Le plus intéressant maintenant concernant les molécules de synthèse : notre ADN identifie automatiquement comme élément agressif toute molécule qui ne contient pas d’ADN. Toutes les molécules qui sont créés artificiellement, et donc qui ne sont pas extraites d’un cycle vivant, ne contiennent pas d’ADN (fast-food et beaucoup de médicaments par exemple). Donc ne sont pas reconnues par notre ADN d’humain. Ce sont les molécules dites de synthèse, que nous retrouvons dans presque tous les aliments que nous pouvons trouver en supermarché (hors supermarchés bio). Les aliments qui sont vendus à la grande majorité de la population ne sont pas reconnaissables par l’ADN humain, ce qui détruit progressivement tes chromosomes ! Les télomères sont des capsules qui protègent les extrémités de nos chromosomes : quand nous mangeons des choses non naturelles, nous déclenchons un processus d’adaptation qui a pour conséquence de raccourcir nos chromosomes, ce qui entraine un vieillissement accéléré de nos cellules !
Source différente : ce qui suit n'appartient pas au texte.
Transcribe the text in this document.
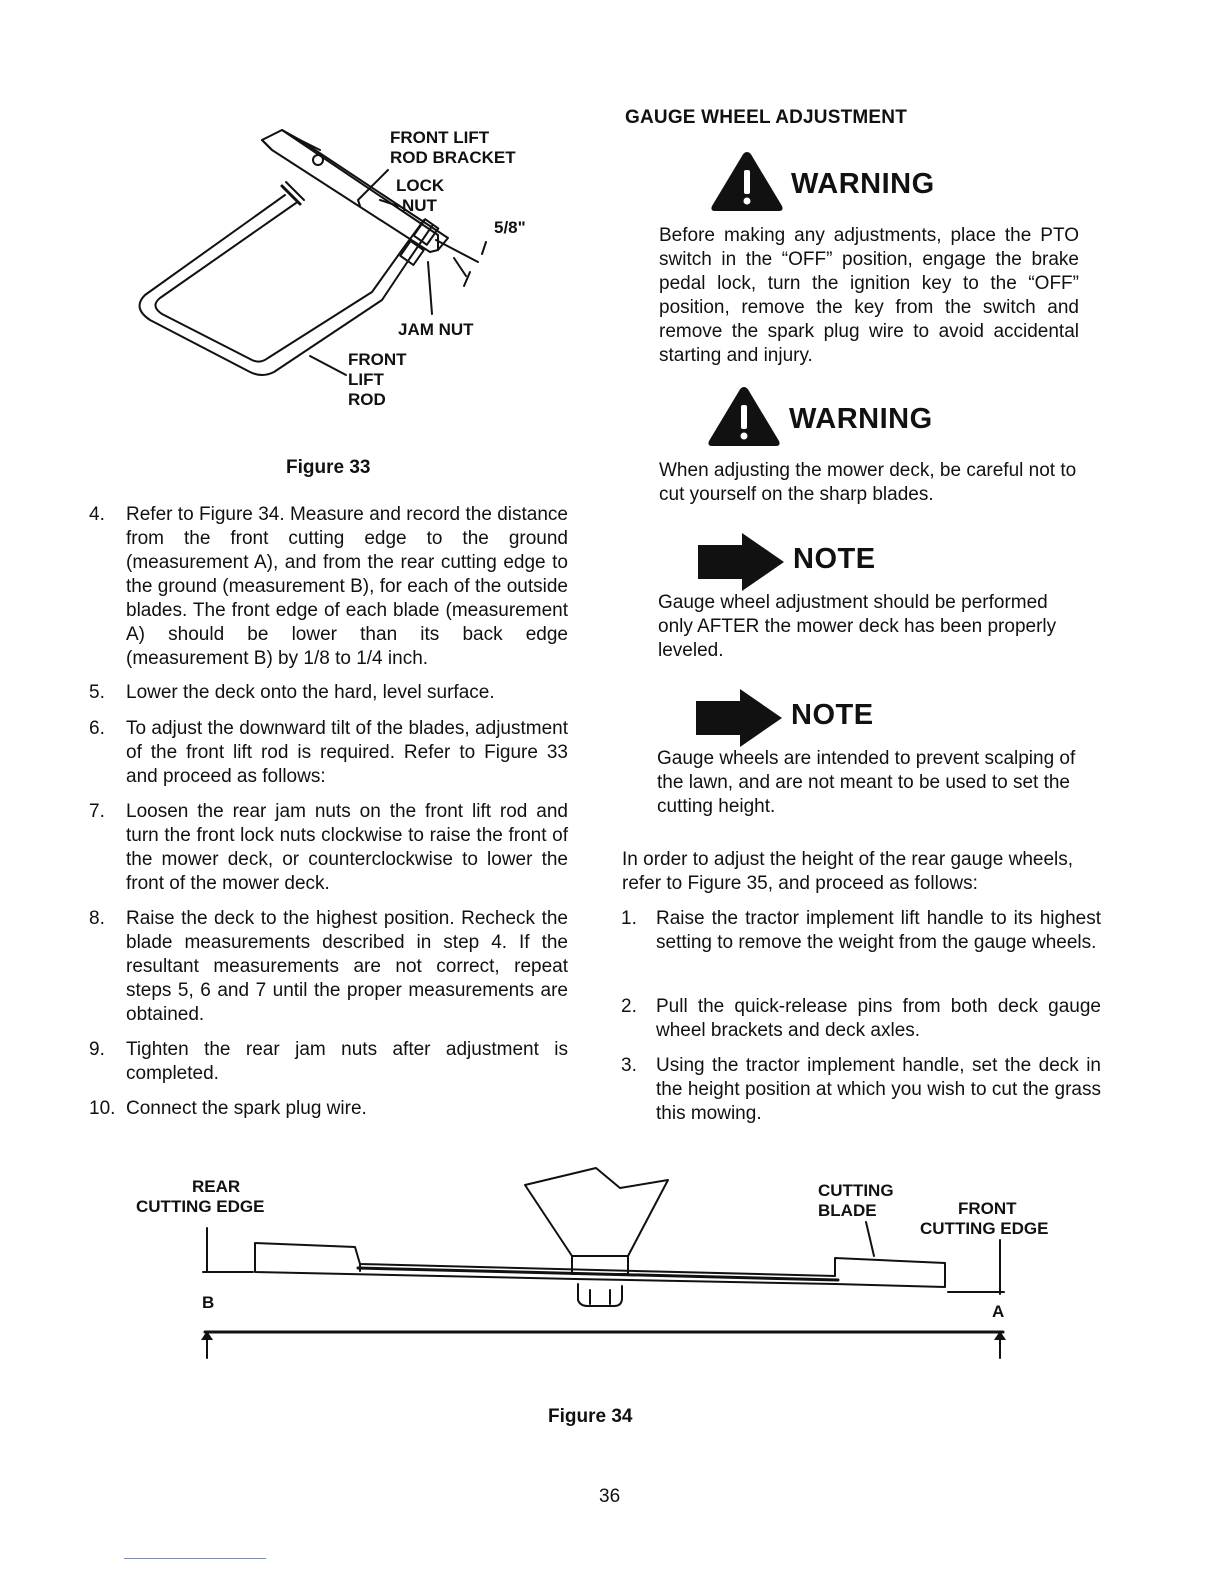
FRONT LIFT
ROD BRACKET
LOCK
NUT
5/8"
JAM NUT
FRONT
LIFT
ROD
Figure 33
4. Refer to Figure 34. Measure and record the distance from the front cutting edge to the ground (measurement A), and from the rear cutting edge to the ground (measurement B), for each of the outside blades. The front edge of each blade (measurement A) should be lower than its back edge (measurement B) by 1/8 to 1/4 inch.
5. Lower the deck onto the hard, level surface.
6. To adjust the downward tilt of the blades, adjustment of the front lift rod is required. Refer to Figure 33 and proceed as follows:
7. Loosen the rear jam nuts on the front lift rod and turn the front lock nuts clockwise to raise the front of the mower deck, or counterclockwise to lower the front of the mower deck.
8. Raise the deck to the highest position. Recheck the blade measurements described in step 4. If the resultant measurements are not correct, repeat steps 5, 6 and 7 until the proper measurements are obtained.
9. Tighten the rear jam nuts after adjustment is completed.
10. Connect the spark plug wire.
GAUGE WHEEL ADJUSTMENT
WARNING
Before making any adjustments, place the PTO switch in the “OFF” position, engage the brake pedal lock, turn the ignition key to the “OFF” position, remove the key from the switch and remove the spark plug wire to avoid accidental starting and injury.
WARNING
When adjusting the mower deck, be careful not to cut yourself on the sharp blades.
NOTE
Gauge wheel adjustment should be performed only AFTER the mower deck has been properly leveled.
NOTE
Gauge wheels are intended to prevent scalping of the lawn, and are not meant to be used to set the cutting height.
In order to adjust the height of the rear gauge wheels, refer to Figure 35, and proceed as follows:
1. Raise the tractor implement lift handle to its highest setting to remove the weight from the gauge wheels.
2. Pull the quick-release pins from both deck gauge wheel brackets and deck axles.
3. Using the tractor implement handle, set the deck in the height position at which you wish to cut the grass this mowing.
REAR
CUTTING EDGE
CUTTING
BLADE	FRONT
CUTTING EDGE
B	A
Figure 34
36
Les grands débats de jugement autour de la viande, des produits laitiers, des végétaux, des céréales… sont de faux débats dans la mesure où il est surtout sujet de croyances. On s’écarte bien trop vite de la problématique qui reste la suivante : pourquoi autant de monde meurt suite à ce qu’il mange ? Si on s’en tient au résultat, on observe simplement que la nourriture industrielle autant que les médicaments ont un impact génétique irréfutable. C’est très simple, la présence de molécules qui n’ont pas d’ADN rend instable toute structure moléculaire vivante. C’est comme si nous voulions voler, sachant de base que nous ne sommes pas conçus pour ça, et en plus sans aucun moyen de propulsion, avec 1 tonne de plomb dans les poches et avec marteau-piqueur en marche. Ça n’a aucun sens. S’il n’y a pas d’ADN, alors il n’y a pas de reconnaissance, donc pas d’assimilation. L’assimilation naturelle donne un rôle et une orientation au nutriment dégradé dans le corps ; mais s’il n’y a pas d’assimilation, c’est qu’il n’y a pas de nutriment ou bien qu’un système s’est bloqué. En fait, nous croyons nous alimenter alors que nous nous dénutrissons littéralement : nous rajoutons des couches et des couches de crasses à l’intérieur de notre corps. Car ce qu’il faut intégrer également, c’est qu’au fur et à mesure de stresser inutilement (donc  trop manger, manger des choses artificielles, s’agacer trop souvent, faire trop de sport, etc.), c’est que les déchets sont difficilement éliminés ; certains déchets pourrissent à l’intérieur du corps, ce qui crée des pics d’acidité et des désordres émotionnels et physiques importants.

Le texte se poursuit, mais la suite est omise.